Since the 1999 redefinition of phase noise by the IEEE the power spectrum of the signal is only an approximation of the phase noise spectrum valid for a limited frequency range. Since the current definition does not relate to actual physical power the phase noise spectrum (other than the voltage spectrum) extends towards infinity for lower frequency components. While the real units are now in rad²/Hz, the historic unit dBc/Hz is still used as the now defined unit of phase noise.
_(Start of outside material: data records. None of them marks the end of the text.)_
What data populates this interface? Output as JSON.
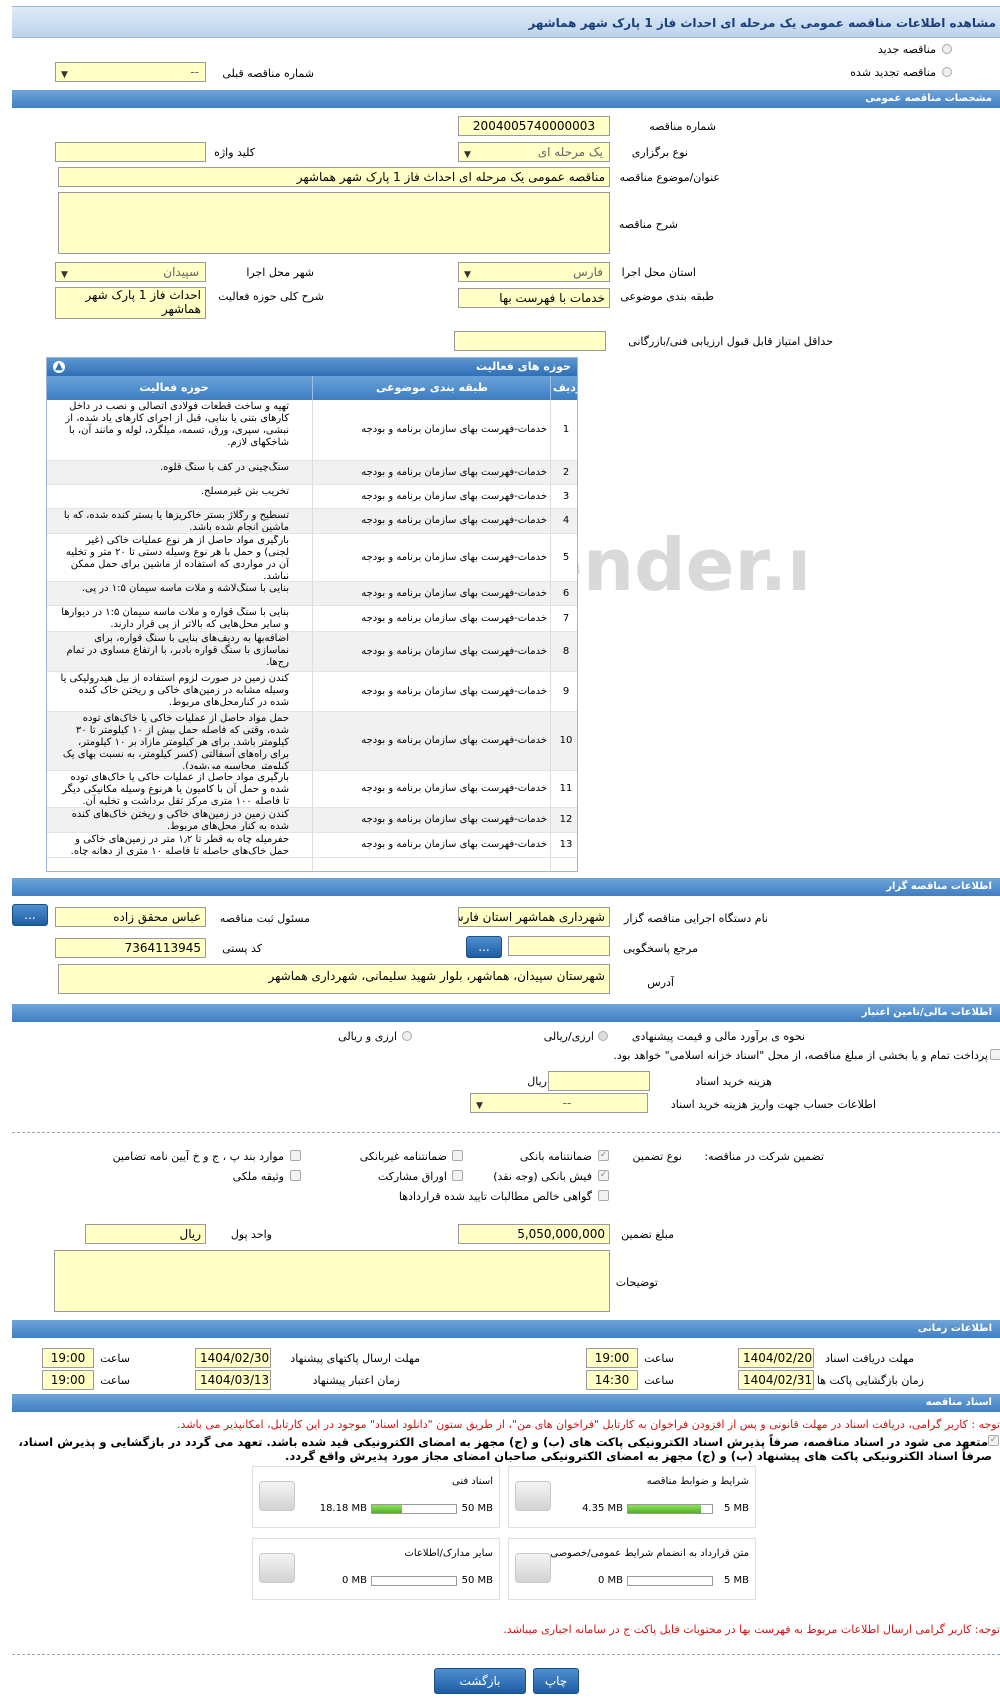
{
  "page_title": "مشاهده اطلاعات مناقصه عمومی یک مرحله ای احداث فاز 1 پارک شهر هماشهر",
  "mode": {
    "new_label": "مناقصه جدید",
    "renewed_label": "مناقصه تجدید شده",
    "prev_number_label": "شماره مناقصه قبلی",
    "prev_number_value": "--"
  },
  "general": {
    "header": "مشخصات مناقصه عمومی",
    "number_label": "شماره مناقصه",
    "number_value": "2004005740000003",
    "type_label": "نوع برگزاری",
    "type_value": "یک مرحله ای",
    "keyword_label": "کلید واژه",
    "keyword_value": "",
    "subject_label": "عنوان/موضوع مناقصه",
    "subject_value": "مناقصه عمومی یک مرحله ای احداث فاز 1 پارک شهر هماشهر",
    "desc_label": "شرح مناقصه",
    "desc_value": "",
    "province_label": "استان محل اجرا",
    "province_value": "فارس",
    "city_label": "شهر محل اجرا",
    "city_value": "سپیدان",
    "category_label": "طبقه بندی موضوعی",
    "category_value": "خدمات با فهرست بها",
    "scope_label": "شرح کلی حوزه فعالیت",
    "scope_value": "احداث فاز 1 پارک شهر هماشهر",
    "min_score_label": "حداقل امتیاز قابل قبول ارزیابی فنی/بازرگانی",
    "min_score_value": ""
  },
  "activities": {
    "header": "حوزه های فعالیت",
    "col_row": "ردیف",
    "col_category": "طبقه بندی موضوعی",
    "col_activity": "حوزه فعالیت",
    "rows": [
      {
        "n": "1",
        "cat": "خدمات-فهرست بهای سازمان برنامه و بودجه",
        "act": "تهیه و ساخت قطعات فولادی اتصالی و نصب در داخل کارهای بتنی یا بنایی، قبل از اجرای کارهای یاد شده، از نبشی، سپری، ورق، تسمه، میلگرد، لوله و مانند آن، با شاخکهای لازم."
      },
      {
        "n": "2",
        "cat": "خدمات-فهرست بهای سازمان برنامه و بودجه",
        "act": "سنگ‌چینی در کف با سنگ قلوه."
      },
      {
        "n": "3",
        "cat": "خدمات-فهرست بهای سازمان برنامه و بودجه",
        "act": "تخریب بتن غیرمسلح."
      },
      {
        "n": "4",
        "cat": "خدمات-فهرست بهای سازمان برنامه و بودجه",
        "act": "تسطیح و رگلاژ بستر خاکریزها یا بستر کنده شده، که با ماشین انجام شده باشد."
      },
      {
        "n": "5",
        "cat": "خدمات-فهرست بهای سازمان برنامه و بودجه",
        "act": "بارگیری مواد حاصل از هر نوع عملیات خاکی (غیر لجنی) و حمل با هر نوع وسیله دستی تا ۲۰ متر و تخلیه آن در مواردی که استفاده از ماشین برای حمل ممکن نباشد."
      },
      {
        "n": "6",
        "cat": "خدمات-فهرست بهای سازمان برنامه و بودجه",
        "act": "بنایی با سنگ‌لاشه و ملات ماسه سیمان ۱:۵ در پی."
      },
      {
        "n": "7",
        "cat": "خدمات-فهرست بهای سازمان برنامه و بودجه",
        "act": "بنایی با سنگ قواره و ملات ماسه سیمان ۱:۵ در دیوارها و سایر محل‌هایی که بالاتر از پی قرار دارند."
      },
      {
        "n": "8",
        "cat": "خدمات-فهرست بهای سازمان برنامه و بودجه",
        "act": "اضافه‌بها به ردیف‌های بنایی با سنگ قواره، برای نماسازی با سنگ قواره بادبر، با ارتفاع مساوی در تمام رج‌ها."
      },
      {
        "n": "9",
        "cat": "خدمات-فهرست بهای سازمان برنامه و بودجه",
        "act": "کندن زمین در صورت لزوم استفاده از بیل هیدرولیکی یا وسیله مشابه در زمین‌های خاکی و ریختن خاک کنده شده در کنارمحل‌های مربوط."
      },
      {
        "n": "10",
        "cat": "خدمات-فهرست بهای سازمان برنامه و بودجه",
        "act": "حمل مواد حاصل از عملیات خاکی یا خاک‌های توده شده، وقتی که فاصله حمل بیش از ۱۰ کیلومتر تا ۳۰ کیلومتر باشد. برای هر کیلومتر مازاد بر ۱۰ کیلومتر، برای راه‌های آسفالتی (کسر کیلومتر، به نسبت بهای یک کیلومتر محاسبه می‌شود)."
      },
      {
        "n": "11",
        "cat": "خدمات-فهرست بهای سازمان برنامه و بودجه",
        "act": "بارگیری مواد حاصل از عملیات خاکی یا خاک‌های توده شده و حمل آن با کامیون یا هرنوع وسیله مکانیکی دیگر تا فاصله ۱۰۰ متری مرکز ثقل برداشت و تخلیه آن."
      },
      {
        "n": "12",
        "cat": "خدمات-فهرست بهای سازمان برنامه و بودجه",
        "act": "کندن زمین در زمین‌های خاکی و ریختن خاک‌های کنده شده به کنار محل‌های مربوط."
      },
      {
        "n": "13",
        "cat": "خدمات-فهرست بهای سازمان برنامه و بودجه",
        "act": "حفرمیله چاه به قطر تا ۱٫۲ متر در زمین‌های خاکی و حمل خاک‌های حاصله تا فاصله ۱۰ متری از دهانه چاه."
      }
    ]
  },
  "organizer": {
    "header": "اطلاعات مناقصه گزار",
    "org_label": "نام دستگاه اجرایی مناقصه گزار",
    "org_value": "شهرداری هماشهر استان فارس",
    "officer_label": "مسئول ثبت مناقصه",
    "officer_value": "عباس محقق زاده",
    "officer_btn": "...",
    "ref_label": "مرجع پاسخگویی",
    "ref_value": "",
    "ref_btn": "...",
    "postal_label": "کد پستی",
    "postal_value": "7364113945",
    "address_label": "آدرس",
    "address_value": "شهرستان سپیدان، هماشهر، بلوار شهید سلیمانی، شهرداری هماشهر"
  },
  "finance": {
    "header": "اطلاعات مالی/تامین اعتبار",
    "estimate_label": "نحوه ی برآورد مالی و قیمت پیشنهادی",
    "opt_rial": "ارزی/ریالی",
    "opt_fx": "ارزی و ریالی",
    "treasury_text": "پرداخت تمام و یا بخشی از مبلغ مناقصه، از محل \"اسناد خزانه اسلامی\" خواهد بود.",
    "doc_fee_label": "هزینه خرید اسناد",
    "doc_fee_value": "",
    "doc_fee_unit": "ریال",
    "account_label": "اطلاعات حساب جهت واریز هزینه خرید اسناد",
    "account_value": "--"
  },
  "guarantee": {
    "participation_label": "تضمین شرکت در مناقصه:",
    "type_label": "نوع تضمین",
    "opt_bank": "ضمانتنامه بانکی",
    "opt_nonbank": "ضمانتنامه غیربانکی",
    "opt_clauses": "موارد بند پ ، ج و خ آیین نامه تضامین",
    "opt_cash": "فیش بانکی (وجه نقد)",
    "opt_bonds": "اوراق مشارکت",
    "opt_property": "وثیقه ملکی",
    "opt_receivables": "گواهی خالص مطالبات تایید شده قراردادها",
    "amount_label": "مبلغ تضمین",
    "amount_value": "5,050,000,000",
    "currency_label": "واحد پول",
    "currency_value": "ریال",
    "notes_label": "توضیحات",
    "notes_value": ""
  },
  "timing": {
    "header": "اطلاعات زمانی",
    "receive_label": "مهلت دریافت اسناد",
    "receive_date": "1404/02/20",
    "receive_time": "19:00",
    "submit_label": "مهلت ارسال پاکتهای پیشنهاد",
    "submit_date": "1404/02/30",
    "submit_time": "19:00",
    "open_label": "زمان بازگشایی پاکت ها",
    "open_date": "1404/02/31",
    "open_time": "14:30",
    "validity_label": "زمان اعتبار پیشنهاد",
    "validity_date": "1404/03/13",
    "validity_time": "19:00",
    "time_label": "ساعت"
  },
  "docs": {
    "header": "اسناد مناقصه",
    "note1": "توجه : کاربر گرامی، دریافت اسناد در مهلت قانونی و پس از افزودن فراخوان به کارتابل \"فراخوان های من\"، از طریق ستون \"دانلود اسناد\" موجود در این کارتابل، امکانپذیر می باشد.",
    "commit_line1": "متعهد می شود در اسناد مناقصه، صرفاً پذیرش اسناد الکترونیکی پاکت های (ب) و (ج) مجهز به امضای الکترونیکی قید شده باشد. تعهد می گردد در بازگشایی و پذیرش اسناد،",
    "commit_line2": "صرفاً اسناد الکترونیکی پاکت های پیشنهاد (ب) و (ج) مجهز به امضای الکترونیکی صاحبان امضای مجاز مورد پذیرش واقع گردد.",
    "files": [
      {
        "title": "شرایط و ضوابط مناقصه",
        "used": "4.35 MB",
        "max": "5 MB",
        "fill": 0.87
      },
      {
        "title": "اسناد فنی",
        "used": "18.18 MB",
        "max": "50 MB",
        "fill": 0.36
      },
      {
        "title": "متن قرارداد به انضمام شرایط عمومی/خصوصی",
        "used": "0 MB",
        "max": "5 MB",
        "fill": 0
      },
      {
        "title": "سایر مدارک/اطلاعات",
        "used": "0 MB",
        "max": "50 MB",
        "fill": 0
      }
    ],
    "note2": "توجه: کاربر گرامی ارسال اطلاعات مربوط به فهرست بها در محتویات فایل پاکت ج در سامانه اجباری میباشد."
  },
  "watermark": "AriaTender.neT",
  "buttons": {
    "back": "بازگشت",
    "print": "چاپ"
  }
}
Roland Teoh - Dynamic Engineers

Phase noise is a kind of specification which indicates short time frequency stability in the frequency domain. The unit of phase noise is -dBc/Hz @ offset frequency, for example: -130 dBc/Hz @ 100 Hz offset. This means when frequency offset is 100 Hz, the phase noise is -130 dBc/Hz. A higher absolute value of the phase noise is better.

Most RF systems require an overall integrated phase noise specification to be met, as phase noise can corrupt both the upconverted and down-converted signal paths. For digital systems, the integrated phase noise can be converted and expressed as phase jitter (phase noise in the time domain). Please note that phase noise just indicates short time frequency stability. If one needs to confirm long time frequency stability, one needs to refer to the specification "Aging".